I think it's even worse when other medical professionals assume that someone is a good doctor just because they get along with them well, or that person has a good personality. I've met plenty of people who I like to hang out with, but who I don't necessarily thing are the best clinicians. I don't necessarily think they're horrible, or even bad, but some people think they're great because they are really easy and fun to get along with, and I just think they're ok clinicians. I think that first and foremost, a doctor has to be a good clinician (making good clinical decisions, etc) and then secondly, should be empathetic and have good relationships with his patients. If the doctor can do both well, then that's great, but the first characteristic is the most important.

Friday, April 17, 2009

Being a health care professional in bad economic times

One good thing (of many, I think) of being a doctor during bad economic times - you pretty much are guaranteed a job. Especially in this day and age, with more and more people living longer and longer, people will always need doctors and nurses, and other health care professionals. In fact, there's an increasing demand for them. I'm sure salaries may go down, and people may have to work (even) longer hours and care for more patients in a shorter amount of time, but at least they're usually not at danger for losing their jobs. At the worst, people may have to relocate or take less-than-ideal jobs or situations in order to keep their incomes flowing in.

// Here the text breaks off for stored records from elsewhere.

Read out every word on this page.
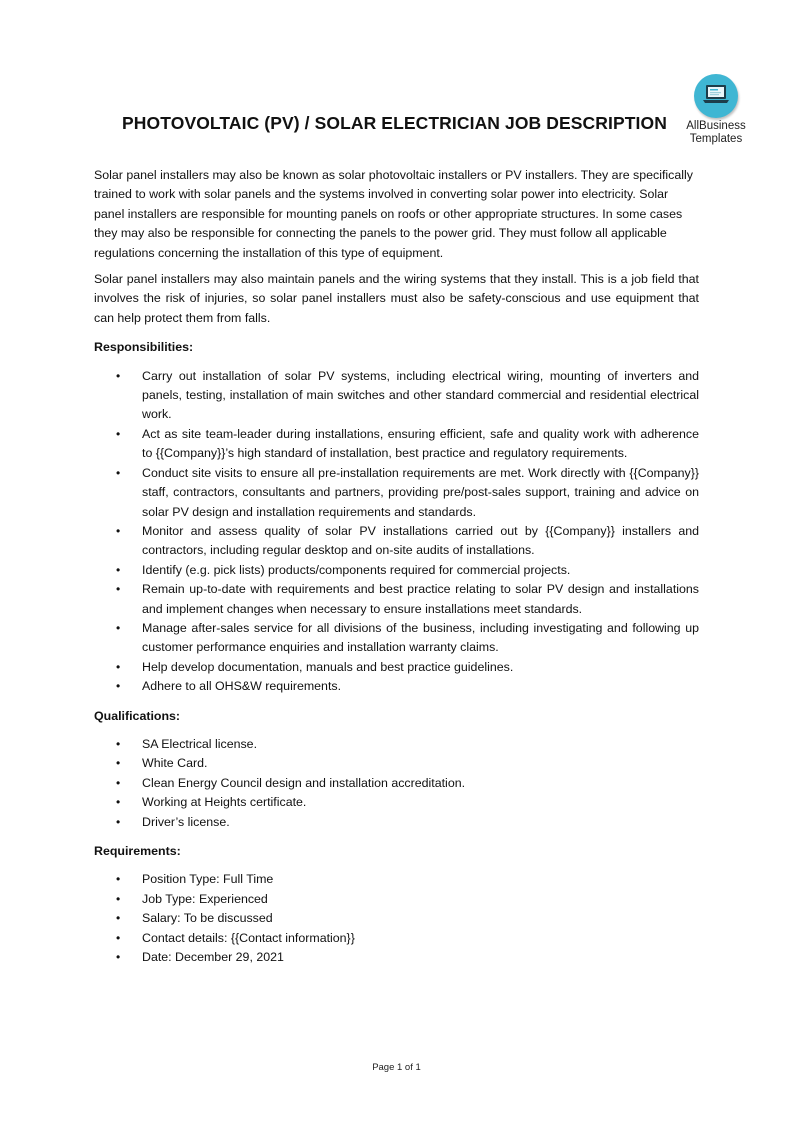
AllBusiness
Templates
PHOTOVOLTAIC (PV) / SOLAR ELECTRICIAN JOB DESCRIPTION

Solar panel installers may also be known as solar photovoltaic installers or PV installers. They are specifically trained to work with solar panels and the systems involved in converting solar power into electricity. Solar panel installers are responsible for mounting panels on roofs or other appropriate structures. In some cases they may also be responsible for connecting the panels to the power grid. They must follow all applicable regulations concerning the installation of this type of equipment.

Solar panel installers may also maintain panels and the wiring systems that they install. This is a job field that involves the risk of injuries, so solar panel installers must also be safety-conscious and use equipment that can help protect them from falls.

Responsibilities:
• Carry out installation of solar PV systems, including electrical wiring, mounting of inverters and panels, testing, installation of main switches and other standard commercial and residential electrical work.
• Act as site team-leader during installations, ensuring efficient, safe and quality work with adherence to {{Company}}’s high standard of installation, best practice and regulatory requirements.
• Conduct site visits to ensure all pre-installation requirements are met. Work directly with {{Company}} staff, contractors, consultants and partners, providing pre/post-sales support, training and advice on solar PV design and installation requirements and standards.
• Monitor and assess quality of solar PV installations carried out by {{Company}} installers and contractors, including regular desktop and on-site audits of installations.
• Identify (e.g. pick lists) products/components required for commercial projects.
• Remain up-to-date with requirements and best practice relating to solar PV design and installations and implement changes when necessary to ensure installations meet standards.
• Manage after-sales service for all divisions of the business, including investigating and following up customer performance enquiries and installation warranty claims.
• Help develop documentation, manuals and best practice guidelines.
• Adhere to all OHS&W requirements.
Qualifications:
• SA Electrical license.
• White Card.
• Clean Energy Council design and installation accreditation.
• Working at Heights certificate.
• Driver’s license.
Requirements:
• Position Type: Full Time
• Job Type: Experienced
• Salary: To be discussed
• Contact details: {{Contact information}}
• Date: December 29, 2021
Page 1 of 1
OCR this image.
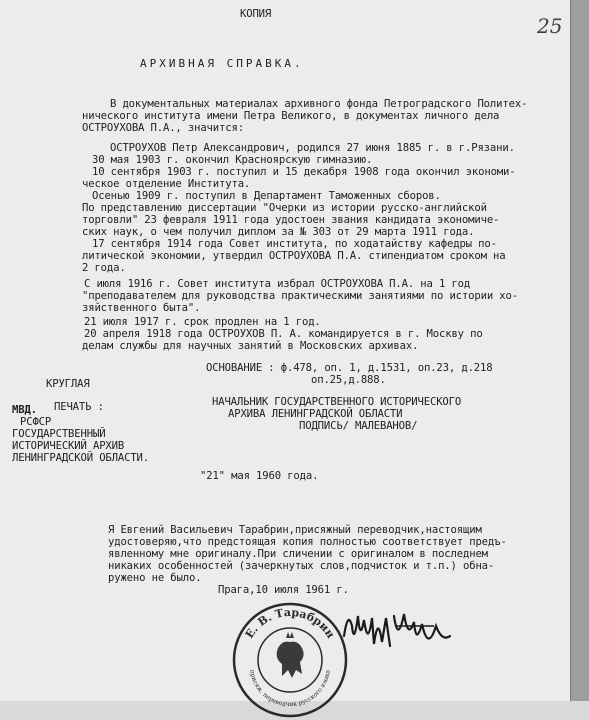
КОПИЯ	25
АРХИВНАЯ СПРАВКА.
В документальных материалах архивного фонда Петроградского Политех-
нического института имени Петра Великого, в документах личного дела
ОСТРОУХОВА П.А., значится:
ОСТРОУХОВ Петр Александрович, родился 27 июня 1885 г. в г.Рязани.
30 мая 1903 г. окончил Красноярскую гимназию.
10 сентября 1903 г. поступил и 15 декабря 1908 года окончил экономи-
ческое отделение Института.
Осенью 1909 г. поступил в Департамент Таможенных сборов.
По представлению диссертации "Очерки из истории русско-английской
торговли" 23 февраля 1911 года удостоен звания кандидата экономиче-
ских наук, о чем получил диплом за № 303 от 29 марта 1911 года.
17 сентября 1914 года Совет института, по ходатайству кафедры по-
литической экономии, утвердил ОСТРОУХОВА П.А. стипендиатом сроком на
2 года.
С июля 1916 г. Совет института избрал ОСТРОУХОВА П.А. на 1 год
"преподавателем для руководства практическими занятиями по истории хо-
зяйственного быта".
21 июля 1917 г. срок продлен на 1 год.
20 апреля 1918 года ОСТРОУХОВ П. А. командируется в г. Москву по
делам службы для научных занятий в Московских архивах.
ОСНОВАНИЕ : ф.478, оп. 1, д.1531, оп.23, д.218
оп.25,д.888.
КРУГЛАЯ
ПЕЧАТЬ :
МВД.
РСФСР
ГОСУДАРСТВЕННЫЙ
ИСТОРИЧЕСКИЙ АРХИВ
ЛЕНИНГРАДСКОЙ ОБЛАСТИ.
НАЧАЛЬНИК ГОСУДАРСТВЕННОГО ИСТОРИЧЕСКОГО
АРХИВА ЛЕНИНГРАДСКОЙ ОБЛАСТИ
ПОДПИСЬ/ МАЛЕВАНОВ/
"21" мая 1960 года.
Я Евгений Васильевич Тарабрин,присяжный переводчик,настоящим
удостоверяю,что предстоящая копия полностью соответствует предъ-
явленному мне оригиналу.При сличении с оригиналом в последнем
никаких особенностей (зачеркнутых слов,подчисток и т.п.) обна-
ружено не было.
Прага,10 июля 1961 г.
Е. В. Тарабрин
присяж. переводчик русского языка
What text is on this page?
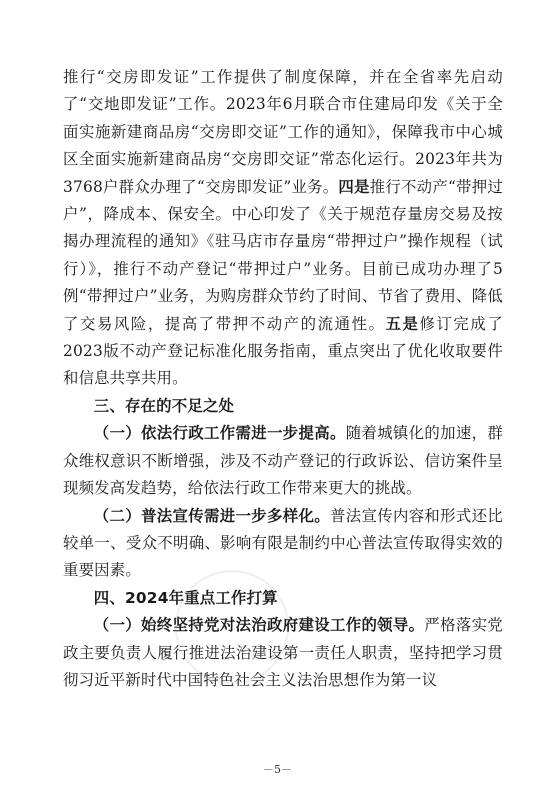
推行“交房即发证”工作提供了制度保障，并在全省率先启动了“交地即发证”工作。2023年6月联合市住建局印发《关于全面实施新建商品房“交房即交证”工作的通知》，保障我市中心城区全面实施新建商品房“交房即交证”常态化运行。2023年共为3768户群众办理了“交房即发证”业务。四是推行不动产“带押过户”，降成本、保安全。中心印发了《关于规范存量房交易及按揭办理流程的通知》《驻马店市存量房“带押过户”操作规程（试行）》，推行不动产登记“带押过户”业务。目前已成功办理了5例“带押过户”业务，为购房群众节约了时间、节省了费用、降低了交易风险，提高了带押不动产的流通性。五是修订完成了2023版不动产登记标准化服务指南，重点突出了优化收取要件和信息共享共用。

三、存在的不足之处

（一）依法行政工作需进一步提高。随着城镇化的加速，群众维权意识不断增强，涉及不动产登记的行政诉讼、信访案件呈现频发高发趋势，给依法行政工作带来更大的挑战。

（二）普法宣传需进一步多样化。普法宣传内容和形式还比较单一、受众不明确、影响有限是制约中心普法宣传取得实效的重要因素。

四、2024年重点工作打算

（一）始终坚持党对法治政府建设工作的领导。严格落实党政主要负责人履行推进法治建设第一责任人职责，坚持把学习贯彻习近平新时代中国特色社会主义法治思想作为第一议

－5－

It's a reassuring thought this year considering 2,000,000 people have lost their jobs so far in the U.S.

Friday, April 10, 2009

Hospital Closings

There are all these rumors flying around that Methodist Hospital in South Philly is closing. This is in addition to Northeastern Hospital in NE Philadelphia already closing! If Methodist Hospital closes, that will really put other hospitals in a difficult position. If the other city hospitals are anything like Pennsylvania Hospital, they're already overfilled with patients currently. How are they going to handle the load and stress of another hospital closing? It's a very sad state of affairs when hospitals have to close because they're losing money.